Rightwing Film Geek

What is the Matrix?

No, and I haven’t seen it, and I probably won’t. Saw No. 1 on TV on a lark once, and it struck me as self-refuting sophomoric gibberish about the world somehow not being “real.” But I’m glad that someone sees the possibility for satire in this pseud claptrap.

Sci-fi films about how the world somehow isn’t real really turn me off. We know the world exists; the only philosophers who’ve tried to deny it did so by assuming it was (i.e. by typing or writing thoughts onto paper or cyberfiles that remained the same the next day, and the next year when the work was published). That is, refuting themselves.

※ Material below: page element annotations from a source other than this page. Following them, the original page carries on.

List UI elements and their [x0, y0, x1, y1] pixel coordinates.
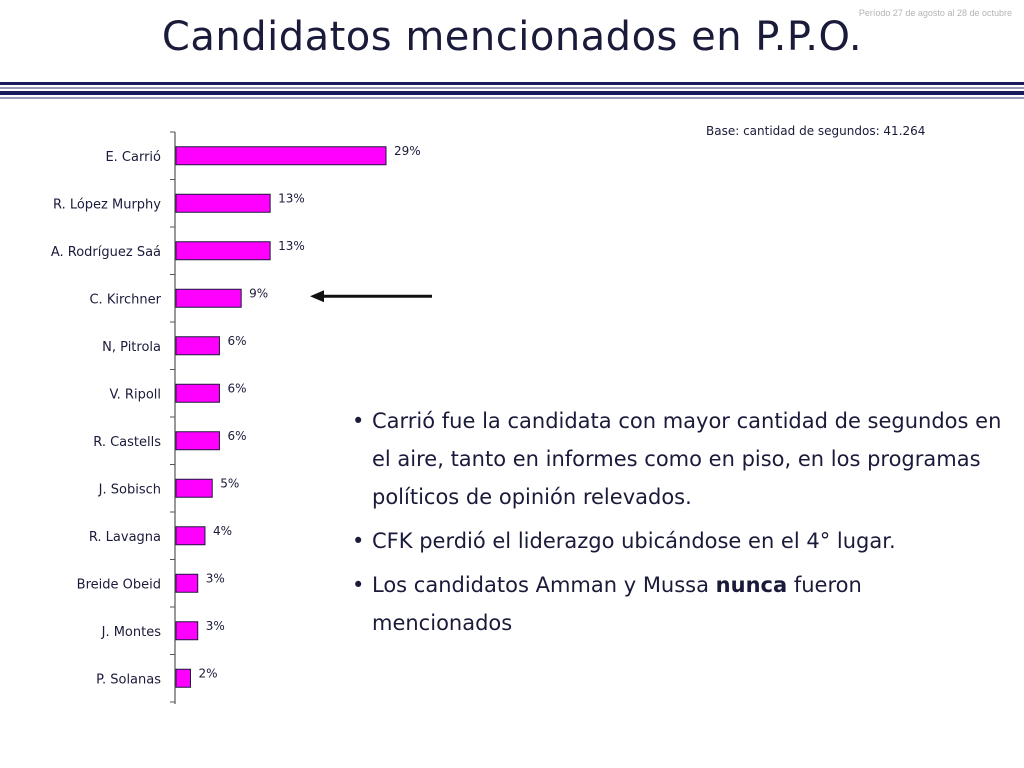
bar	[175, 431, 220, 451]
finding-item: • CFK perdió el liderazgo ubicándose en e…	[352, 522, 1002, 560]
bar-chart: E. Carrió 29% R. López Murphy 13% A. Rodrígu…	[51, 131, 432, 704]
bar	[175, 241, 271, 261]
category-label: R. Lavagna	[89, 530, 161, 545]
data-label: 13%	[278, 191, 305, 205]
bar	[175, 383, 220, 403]
emphasis-text: nunca	[715, 573, 788, 597]
page-title: Candidatos mencionados en P.P.O.	[161, 14, 863, 60]
data-label: 3%	[206, 571, 225, 585]
category-label: V. Ripoll	[109, 387, 161, 402]
category-label: J. Montes	[101, 625, 162, 640]
bar	[175, 193, 271, 213]
category-label: Breide Obeid	[77, 577, 161, 592]
finding-text: Carrió fue la candidata con mayor cantid…	[372, 409, 1002, 509]
category-label: R. López Murphy	[53, 197, 161, 212]
data-label: 3%	[206, 619, 225, 633]
bar	[175, 288, 242, 308]
bullet-glyph: •	[352, 529, 365, 553]
data-label: 2%	[198, 666, 217, 680]
data-label: 4%	[213, 524, 232, 538]
data-label: 6%	[227, 334, 246, 348]
bar	[175, 526, 206, 546]
bullet-glyph: •	[352, 573, 365, 597]
highlight-arrow	[310, 290, 432, 303]
category-label: P. Solanas	[96, 672, 161, 687]
finding-text: fueron mencionados	[372, 573, 862, 635]
category-label: C. Kirchner	[89, 292, 161, 307]
period-note: Período 27 de agosto al 28 de octubre	[858, 8, 1012, 18]
data-label: 6%	[227, 381, 246, 395]
data-label: 9%	[249, 286, 268, 300]
data-label: 13%	[278, 239, 305, 253]
category-label: J. Sobisch	[98, 482, 161, 497]
bar	[175, 478, 213, 498]
category-label: R. Castells	[93, 435, 161, 450]
base-note: Base: cantidad de segundos: 41.264	[706, 124, 926, 138]
title-rule	[0, 82, 1024, 99]
bar	[175, 621, 199, 641]
finding-item: • Los candidatos Amman y Mussa nunca fuer…	[352, 566, 1002, 642]
data-label: 6%	[227, 429, 246, 443]
bar	[175, 336, 220, 356]
data-label: 5%	[220, 476, 239, 490]
category-label: A. Rodríguez Saá	[51, 245, 161, 260]
finding-text: Los candidatos Amman y Mussa	[372, 573, 716, 597]
findings-list: • Carrió fue la candidata con mayor canti…	[352, 402, 1002, 648]
category-label: N, Pitrola	[102, 340, 161, 355]
bar	[175, 573, 199, 593]
category-label: E. Carrió	[105, 150, 161, 165]
finding-text: CFK perdió el liderazgo ubicándose en el…	[372, 529, 896, 553]
bar	[175, 146, 387, 166]
finding-item: • Carrió fue la candidata con mayor canti…	[352, 402, 1002, 516]
bullet-glyph: •	[352, 409, 365, 433]
bar	[175, 668, 191, 688]
data-label: 29%	[394, 144, 421, 158]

Even if, applied to the world, it is “true,” we could never know it and we couldn’t have any effect over even if we could know. I mean, who could possibly walk around day-to-day, *seriously* entertaining the hypothesis that the world isn’t real or is a trick by some evil demon or machine or whatever?

And by “seriously,” I mean acting on the assumption that the hypothesis is true; not engaging in intellectual wankery (anybody can do that; probably I better than most people). And yes, I know the “evil demon” hypothesis was entertained by Descartes during his MEDITATIONS; it was wankery then too. On an analogous point, I stopped listening to Jacques Derrida about textuality and the author’s death when he tried to stop the publication of an interview, claiming copyright protection — the ultimate appeal to “The Author-God.”

As I’ve written about ONCE UPON A TIME IN AMERICA and MEMENTO (I could also mention 8 WOMEN), I have no problem at all with films that hypothesize about (or even argue in favor of) living a noble lie as being better than an ugly truth. But that’s essentially a psychological-moral view. Not a metaphysical one. I check out when “unreality” gets undermined as applying to the world itself — I can never quite be sure about whether the opening sequence of SLACKER is a joke or not.